There is apparently a NEW element being explored, just now, by the world's top physicists!

I am SO OVERWHELMED; I thought I must post the quote from the scientific journal!

“ This is the discovery of the heaviest element yet known to science. The new element, Governmentium (Gv) has one neuron, 25 assistant neurons, 85 deputy neurons, and 198 assistant deputy neurons, giving it an atomic mass of 312.

These 312 particles are held together by forces called morons, which are surrounded by vast quantities of lepton-like particles called peons. Since Governmentium has no electrons, it is inert; however, it can be detected, because it impedes every reaction with which it comes into contact.

A minute amount of Governmentium can cause a reaction that would normally take less than a second or two to take from four days to four years to complete. Governmentium has a normal half-life of 2-6 years, it does not decay, but instead undergoes a reorganization in which a portion of the assistant neurons and deputy neurons exchange places. In fact, Governmentium’s mass will actually increase over time, since each reorganization will cause more morons to become neurons, forming isadopes.
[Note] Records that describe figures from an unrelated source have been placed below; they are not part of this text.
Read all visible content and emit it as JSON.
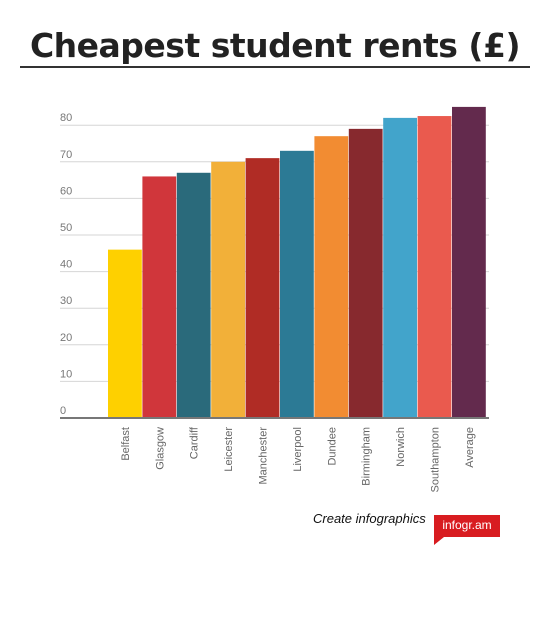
{
  "header": {
    "title": "Cheapest student rents (£)"
  },
  "chart_data": {
    "type": "bar",
    "title": "Cheapest student rents (£)",
    "categories": [
      "Belfast",
      "Glasgow",
      "Cardiff",
      "Leicester",
      "Manchester",
      "Liverpool",
      "Dundee",
      "Birmingham",
      "Norwich",
      "Southampton",
      "Average"
    ],
    "values": [
      46,
      66,
      67,
      70,
      71,
      73,
      77,
      79,
      82,
      82.5,
      85
    ],
    "colors": [
      "#fed000",
      "#d0363b",
      "#2a6a7b",
      "#f2b039",
      "#b02c25",
      "#2c7a95",
      "#f28c32",
      "#87292e",
      "#42a4cb",
      "#ea5a4e",
      "#632a4d"
    ],
    "yticks": [
      0,
      10,
      20,
      30,
      40,
      50,
      60,
      70,
      80
    ],
    "ylim": [
      0,
      85
    ],
    "xlabel": "",
    "ylabel": "",
    "grid": true,
    "legend": "none"
  },
  "footer": {
    "cta": "Create infographics",
    "brand": "infogr.am"
  }
}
This characteristic of moron promotion suggests that Governmentium is formed whenever morons reach a critical concentration. This hypothetical quantity is referred to as critical morass. When catalyzed with money, Governmentium becomes Administration, an element that radiates just as much energy as Governmentium since it has half as many peons but twice as many morons…….” Respectfully submitted: Dr. Greg Evensen, and DJ “Honeycutt” MD (Moron Detector)*

:lol:


----------



## The Naturalist (Oct 13, 2007)

A student told me this the other day - Chuck Norris destroyed the Periodic Table of Elements.....He only believes in the Element of Surprise!


----------



## jahan (Sep 7, 2007)

The Naturalist said:


> A student told me this the other day - Chuck Norris destroyed the Periodic Table of Elements.....He only believes in the Element of Surprise!


Nice! :lol:


----------



## lehi (Sep 13, 2007)

Jesus may have walked on water....but chuck norris can swim through land.


----------